Rafael Stachowiak, geboren 1981, studiert zunächst Schauspiel an der Hochschule für Schauspielkunst Ernst Busch in Berlin. Im Rahmen seines Studiums spielt er am Deutschen Theater in Thomas Dannemanns Inszenierung von Horvàths „Glaube Liebe Hoffnung“. 2006 wird Stachowiak im dritten Jahr seiner Ausbildung an die Schaubühne am Lehniner Platz in Berlin engagiert. Dort arbeitet er mit den Regisseuren Falk Richter, Luk Perceval, Thomas Ostermeier, Benedict Andrews und Constanza Macras. Er spielt hier den Orin/Christoph in Ostermeiers „Trauer muss Elektra tragen“ von Eugene O´Neill und den Achilles in Percevals „Penthesilea“ von Kleist. 2007 wirkt er in Falk Richters „Freischütz”-Inszenierung bei den Salzburger Festspielen mit. Stachowiak ist auch immer wieder in Film- und Fernsehproduktionen zu sehen.

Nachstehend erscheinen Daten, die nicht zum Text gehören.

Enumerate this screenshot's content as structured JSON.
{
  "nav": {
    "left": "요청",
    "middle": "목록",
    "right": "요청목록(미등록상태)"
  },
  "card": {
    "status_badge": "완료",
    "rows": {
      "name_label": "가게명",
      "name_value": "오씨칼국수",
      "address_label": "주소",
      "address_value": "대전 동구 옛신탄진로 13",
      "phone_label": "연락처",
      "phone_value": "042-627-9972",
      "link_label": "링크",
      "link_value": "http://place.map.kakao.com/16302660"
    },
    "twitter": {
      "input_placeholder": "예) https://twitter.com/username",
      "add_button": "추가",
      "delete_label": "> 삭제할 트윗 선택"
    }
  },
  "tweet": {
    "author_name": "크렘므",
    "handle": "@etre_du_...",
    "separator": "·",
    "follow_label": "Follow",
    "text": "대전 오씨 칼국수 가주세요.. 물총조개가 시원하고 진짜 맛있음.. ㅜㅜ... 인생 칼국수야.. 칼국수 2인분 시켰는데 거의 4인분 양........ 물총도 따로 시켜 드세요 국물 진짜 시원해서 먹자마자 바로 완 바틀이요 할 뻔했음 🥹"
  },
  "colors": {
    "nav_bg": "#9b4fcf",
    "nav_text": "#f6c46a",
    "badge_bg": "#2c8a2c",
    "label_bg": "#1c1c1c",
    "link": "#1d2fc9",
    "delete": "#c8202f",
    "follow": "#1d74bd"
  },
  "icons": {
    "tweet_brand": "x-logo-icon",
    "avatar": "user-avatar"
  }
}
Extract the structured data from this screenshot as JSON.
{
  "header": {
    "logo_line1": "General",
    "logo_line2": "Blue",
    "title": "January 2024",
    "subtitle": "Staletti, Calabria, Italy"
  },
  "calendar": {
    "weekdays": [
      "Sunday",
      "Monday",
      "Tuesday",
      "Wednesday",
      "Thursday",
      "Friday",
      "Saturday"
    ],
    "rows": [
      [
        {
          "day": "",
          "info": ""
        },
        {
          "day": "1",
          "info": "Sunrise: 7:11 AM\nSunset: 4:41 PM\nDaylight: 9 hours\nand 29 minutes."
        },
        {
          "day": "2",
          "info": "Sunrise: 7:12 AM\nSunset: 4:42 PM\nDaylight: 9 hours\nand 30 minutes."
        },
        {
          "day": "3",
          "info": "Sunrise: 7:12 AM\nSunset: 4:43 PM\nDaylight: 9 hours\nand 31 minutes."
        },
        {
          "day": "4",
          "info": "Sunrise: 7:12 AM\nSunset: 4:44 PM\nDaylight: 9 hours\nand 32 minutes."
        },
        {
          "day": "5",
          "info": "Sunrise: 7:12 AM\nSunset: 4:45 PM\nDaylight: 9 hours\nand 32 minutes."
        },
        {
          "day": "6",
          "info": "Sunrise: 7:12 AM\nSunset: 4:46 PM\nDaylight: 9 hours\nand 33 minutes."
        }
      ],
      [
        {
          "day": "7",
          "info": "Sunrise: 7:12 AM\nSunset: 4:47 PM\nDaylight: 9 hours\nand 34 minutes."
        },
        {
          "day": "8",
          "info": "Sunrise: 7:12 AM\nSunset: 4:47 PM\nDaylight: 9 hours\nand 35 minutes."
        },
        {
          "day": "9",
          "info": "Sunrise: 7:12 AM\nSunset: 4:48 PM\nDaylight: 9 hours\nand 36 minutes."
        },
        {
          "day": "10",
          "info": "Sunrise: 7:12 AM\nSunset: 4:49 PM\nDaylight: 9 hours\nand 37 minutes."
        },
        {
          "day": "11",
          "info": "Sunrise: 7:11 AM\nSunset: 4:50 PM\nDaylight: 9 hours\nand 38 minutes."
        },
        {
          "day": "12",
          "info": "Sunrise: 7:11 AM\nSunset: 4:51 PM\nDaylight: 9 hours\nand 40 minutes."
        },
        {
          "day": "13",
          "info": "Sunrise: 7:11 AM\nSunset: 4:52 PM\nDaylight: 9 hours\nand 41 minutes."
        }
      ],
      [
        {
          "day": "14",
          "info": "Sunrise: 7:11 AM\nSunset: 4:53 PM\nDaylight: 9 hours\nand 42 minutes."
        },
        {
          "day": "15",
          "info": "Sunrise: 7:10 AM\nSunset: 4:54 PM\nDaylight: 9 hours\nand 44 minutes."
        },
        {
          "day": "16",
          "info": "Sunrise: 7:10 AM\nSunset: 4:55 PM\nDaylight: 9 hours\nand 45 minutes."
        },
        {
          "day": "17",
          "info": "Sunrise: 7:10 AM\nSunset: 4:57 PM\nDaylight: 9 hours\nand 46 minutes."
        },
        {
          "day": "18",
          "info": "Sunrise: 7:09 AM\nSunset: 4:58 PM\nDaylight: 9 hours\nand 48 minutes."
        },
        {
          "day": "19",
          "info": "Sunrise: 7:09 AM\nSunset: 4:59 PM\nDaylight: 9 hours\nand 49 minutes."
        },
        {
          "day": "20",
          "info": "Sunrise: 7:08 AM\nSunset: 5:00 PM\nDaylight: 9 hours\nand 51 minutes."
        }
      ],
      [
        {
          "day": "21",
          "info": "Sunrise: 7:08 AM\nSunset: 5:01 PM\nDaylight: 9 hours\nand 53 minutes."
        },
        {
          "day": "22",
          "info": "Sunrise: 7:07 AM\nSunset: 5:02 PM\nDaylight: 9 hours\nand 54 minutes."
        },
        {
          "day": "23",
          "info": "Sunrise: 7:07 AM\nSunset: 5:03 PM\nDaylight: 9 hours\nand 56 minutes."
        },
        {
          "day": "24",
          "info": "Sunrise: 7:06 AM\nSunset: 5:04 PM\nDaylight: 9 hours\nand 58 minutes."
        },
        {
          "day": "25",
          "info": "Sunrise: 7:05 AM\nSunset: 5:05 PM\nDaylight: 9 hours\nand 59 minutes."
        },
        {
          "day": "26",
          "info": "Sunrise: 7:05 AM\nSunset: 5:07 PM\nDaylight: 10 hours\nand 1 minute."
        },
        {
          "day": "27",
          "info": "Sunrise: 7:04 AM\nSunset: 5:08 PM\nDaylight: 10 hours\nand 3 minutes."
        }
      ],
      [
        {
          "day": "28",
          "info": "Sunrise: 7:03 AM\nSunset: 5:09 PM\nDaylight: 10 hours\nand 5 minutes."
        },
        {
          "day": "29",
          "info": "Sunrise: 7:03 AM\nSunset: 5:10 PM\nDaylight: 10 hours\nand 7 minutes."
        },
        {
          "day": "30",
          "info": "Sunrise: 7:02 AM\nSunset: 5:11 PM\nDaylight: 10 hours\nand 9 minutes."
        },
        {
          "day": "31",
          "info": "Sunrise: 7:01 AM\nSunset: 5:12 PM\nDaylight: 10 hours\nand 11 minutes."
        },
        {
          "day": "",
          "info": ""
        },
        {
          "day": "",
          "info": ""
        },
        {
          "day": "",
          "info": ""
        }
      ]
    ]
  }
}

Seit der Spielzeit 2009/2010 ist Rafael Stachowiak fest im Ensemble des Thalia Theaters. Eine intensive Arbeitsbeziehung verbindet ihn mit dem Regisseur Antú Romero Nunes. Und er arbeitet mit den Regisseuren Luk Perceval, Jette Steckel, Ene-Liis Semper & Tiit Ojasoo, Stefan Pucher und Johan Simons.
Im Oktober 2014 wird er für Melvilles „Moby Dick“, gemeinsam mit Julian Greis, Mirco Kreibich, Daniel Lommatzsch, Thomas Niehaus, Jörg Pohl, André Szymanski und Sebastian Zimmler, mit dem Rolf-Mares-Preis ausgezeichnet. Damit ist dieser Preis erstmals „für die berauschende und mitreißende Darstellung“  an ein Ensemble verliehen worden.